You love creating stories. Maybe there are pieces of it you like better. Maybe there are some pieces that make you want to shove burning stakes into your eyes. Here at SC, we don’t judge. (But...no burning stakes, please.)

Regardless, things started to change when you began taking this “seriously” - you know, as a potential career. There are a lot of parts that aren’t in your wheelhouse, and you’re doing the best you can to follow step-by-step instructions. After all, why reinvent the wheel? You want to do this correctly and not waste any time, and that’s something we respect.

We also think (and this is in no way inspired by our own experience) that a lot of the how-to articles and step-by-step lists contain not only instructions and information, but also opinions, without differentiating between the three.

Example: ISBNs

  • Instructions: “Navigate to the homepage and set up an account under your publishing company…”
  • Information: “Purchasing your own ISBN has X benefits and Y costs”
  • Opinion: “Don’t ever purchase ISBNs”

It’s not uncommon to find all three hanging out in the same blog post. Sometimes, the author of the blog post doesn’t even realize they’re doing it. Sometimes, they do and they are motivated by very, very good intentions (they don’t want you to make mistakes they made). The problem comes when opinions get passed across the blogosphere in the form of witty sayings that sound like advice, and which get followed by rote, whether or not they apply.
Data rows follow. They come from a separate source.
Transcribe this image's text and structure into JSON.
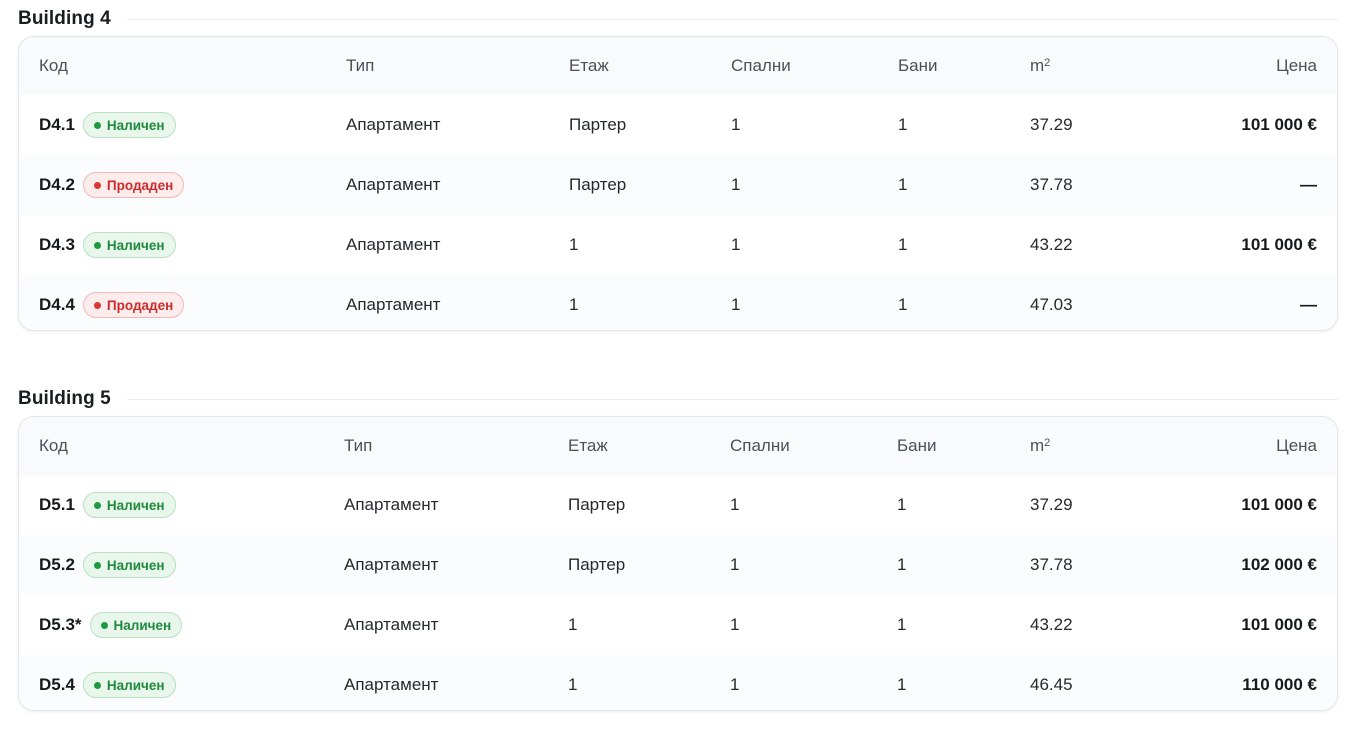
{
  "columns": {
    "code": "Код",
    "type": "Тип",
    "floor": "Етаж",
    "bedrooms": "Спални",
    "baths": "Бани",
    "area_base": "m",
    "area_sup": "2",
    "price": "Цена"
  },
  "status_colors": {
    "available": "#1e8a3c",
    "sold": "#cc2b2b"
  },
  "buildings": [
    {
      "title": "Building 4",
      "rows": [
        {
          "code": "D4.1",
          "status": "Наличен",
          "status_kind": "available",
          "type": "Апартамент",
          "floor": "Партер",
          "bedrooms": "1",
          "baths": "1",
          "area": "37.29",
          "price": "101 000 €"
        },
        {
          "code": "D4.2",
          "status": "Продаден",
          "status_kind": "sold",
          "type": "Апартамент",
          "floor": "Партер",
          "bedrooms": "1",
          "baths": "1",
          "area": "37.78",
          "price": "—"
        },
        {
          "code": "D4.3",
          "status": "Наличен",
          "status_kind": "available",
          "type": "Апартамент",
          "floor": "1",
          "bedrooms": "1",
          "baths": "1",
          "area": "43.22",
          "price": "101 000 €"
        },
        {
          "code": "D4.4",
          "status": "Продаден",
          "status_kind": "sold",
          "type": "Апартамент",
          "floor": "1",
          "bedrooms": "1",
          "baths": "1",
          "area": "47.03",
          "price": "—"
        }
      ]
    },
    {
      "title": "Building 5",
      "rows": [
        {
          "code": "D5.1",
          "status": "Наличен",
          "status_kind": "available",
          "type": "Апартамент",
          "floor": "Партер",
          "bedrooms": "1",
          "baths": "1",
          "area": "37.29",
          "price": "101 000 €"
        },
        {
          "code": "D5.2",
          "status": "Наличен",
          "status_kind": "available",
          "type": "Апартамент",
          "floor": "Партер",
          "bedrooms": "1",
          "baths": "1",
          "area": "37.78",
          "price": "102 000 €"
        },
        {
          "code": "D5.3*",
          "status": "Наличен",
          "status_kind": "available",
          "type": "Апартамент",
          "floor": "1",
          "bedrooms": "1",
          "baths": "1",
          "area": "43.22",
          "price": "101 000 €"
        },
        {
          "code": "D5.4",
          "status": "Наличен",
          "status_kind": "available",
          "type": "Апартамент",
          "floor": "1",
          "bedrooms": "1",
          "baths": "1",
          "area": "46.45",
          "price": "110 000 €"
        }
      ]
    }
  ]
}
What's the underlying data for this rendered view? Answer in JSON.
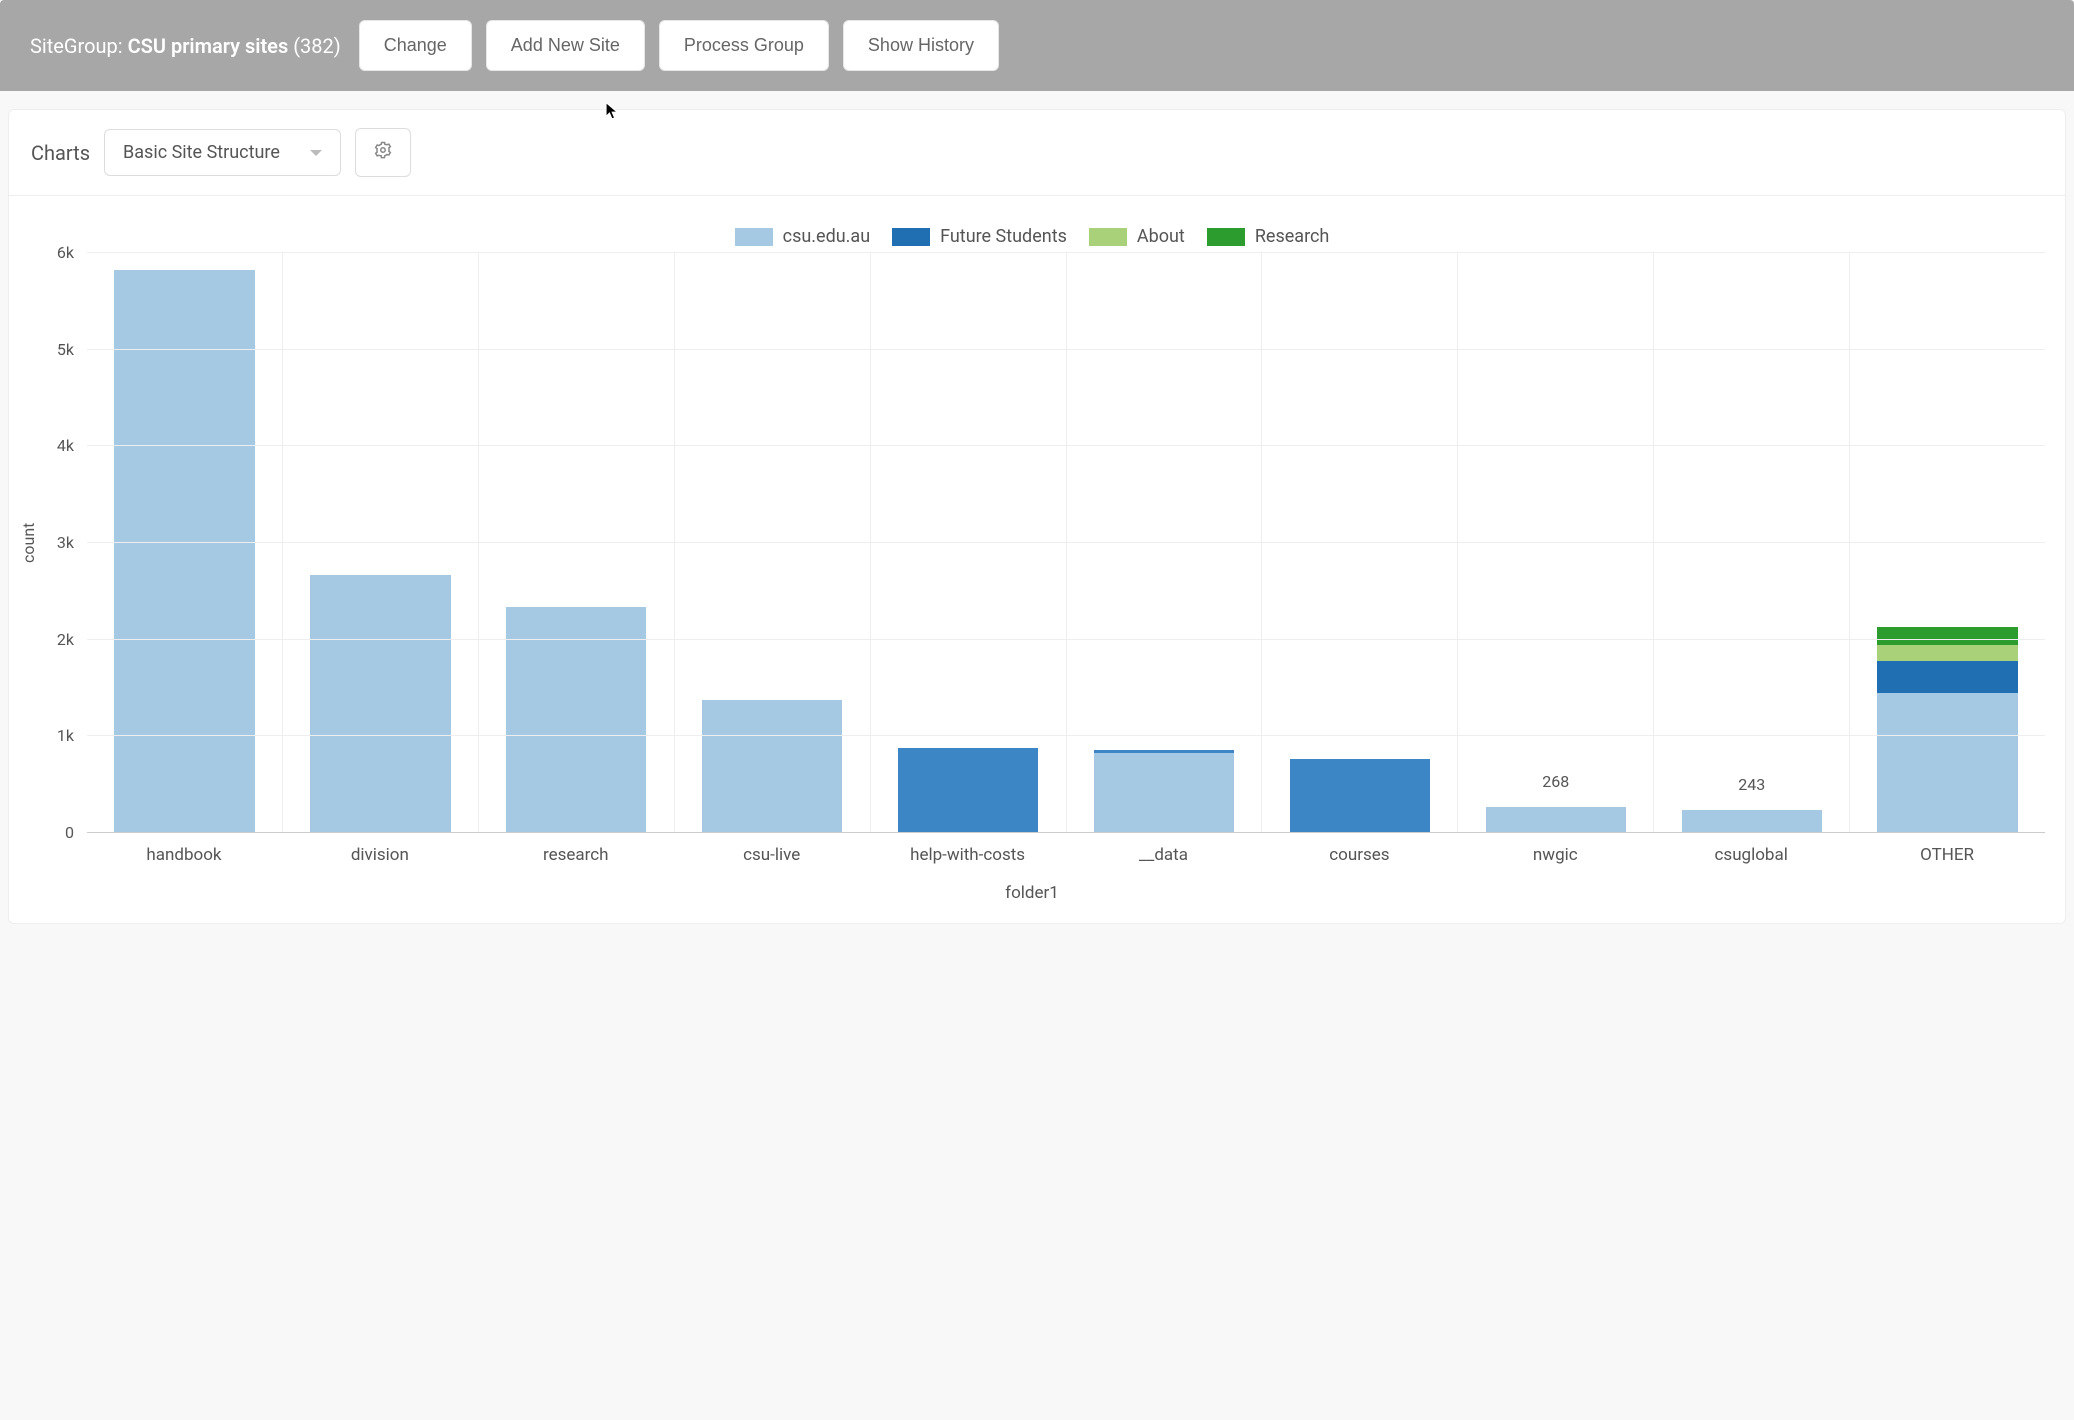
{
  "topbar": {
    "sitegroup_prefix": "SiteGroup: ",
    "sitegroup_name": "CSU primary sites",
    "sitegroup_count": "(382)",
    "change_label": "Change",
    "add_label": "Add New Site",
    "process_label": "Process Group",
    "history_label": "Show History"
  },
  "panel": {
    "title": "Charts",
    "select_value": "Basic Site Structure"
  },
  "legend": {
    "csu": "csu.edu.au",
    "future": "Future Students",
    "about": "About",
    "research": "Research"
  },
  "colors": {
    "csu": "#a5c9e3",
    "future": "#1f6fb2",
    "about": "#a8d17a",
    "research": "#2d9c2e",
    "future_alt": "#3d86c6"
  },
  "chart_data": {
    "type": "bar",
    "stacked": true,
    "xlabel": "folder1",
    "ylabel": "count",
    "ylim": [
      0,
      6000
    ],
    "y_ticks": [
      0,
      "1k",
      "2k",
      "3k",
      "4k",
      "5k",
      "6k"
    ],
    "categories": [
      "handbook",
      "division",
      "research",
      "csu-live",
      "help-with-costs",
      "__data",
      "courses",
      "nwgic",
      "csuglobal",
      "OTHER"
    ],
    "series": [
      {
        "name": "csu.edu.au",
        "values": [
          5820,
          2670,
          2340,
          1380,
          0,
          830,
          0,
          268,
          243,
          1450
        ],
        "color_key": "csu"
      },
      {
        "name": "Future Students",
        "values": [
          0,
          0,
          0,
          0,
          880,
          30,
          770,
          0,
          0,
          330
        ],
        "color_key": "future"
      },
      {
        "name": "About",
        "values": [
          0,
          0,
          0,
          0,
          0,
          0,
          0,
          0,
          0,
          170
        ],
        "color_key": "about"
      },
      {
        "name": "Research",
        "values": [
          0,
          0,
          0,
          0,
          0,
          0,
          0,
          0,
          0,
          180
        ],
        "color_key": "research"
      }
    ],
    "value_labels": {
      "7": "268",
      "8": "243"
    }
  }
}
Do any of the following sound familiar?

  • Never use semicolons
  • You must have a pinch point exactly 27.5% of the way through your manuscript
  • Your family needs to learn to leave you alone for at least 2 hours at a time while you write
  • A Real Author writes every day
  • Create specific branding for your pen name and stick to one genre. Preferably, one sub-genre.

Most of these pieces of advice have a grain of truth to them...which is part of what makes them so insidious. And, because the people who hand out these pieces of advice are often wildly successful, we feel like we shouldn’t question what they tell us.

But the truth is, they’re often mixing opinion in with instruction. Most pieces of advice aren’t universally applicable, and apply only in specific situations.

So, when writing advice knocks you off your stride, remember:

  1. This advice is likely a combination of instruction, information, and opinion
  2. In order to sort out which of it is applicable to you and which is not, you need to both learn more bout the context in which it was given (genre, year, resources, etc.) and you need to

and the first thing you should do with a piece of advice is try to unravel the intent behind it. Are you over-relying on semicolons or using them incorrectly? Make sure to switch up your style and really think about your sentence structure. Are you making time to write regularly? Really play around with your schedule and try writing in different ways, for different amounts of time, etc. You might be surprised at how much you can get done on a morning break!

You will need to develop your own suite of tools to keep you writing through different weather, projects, work, health issues, and more. What worked yesterday might not work today. What worked for one novel might not work for another. Some weeks (or months, or years) it might be the most you can do to stay afloat, and your writing projects will languish.

All that matters is that you do the best you can, the longest you can.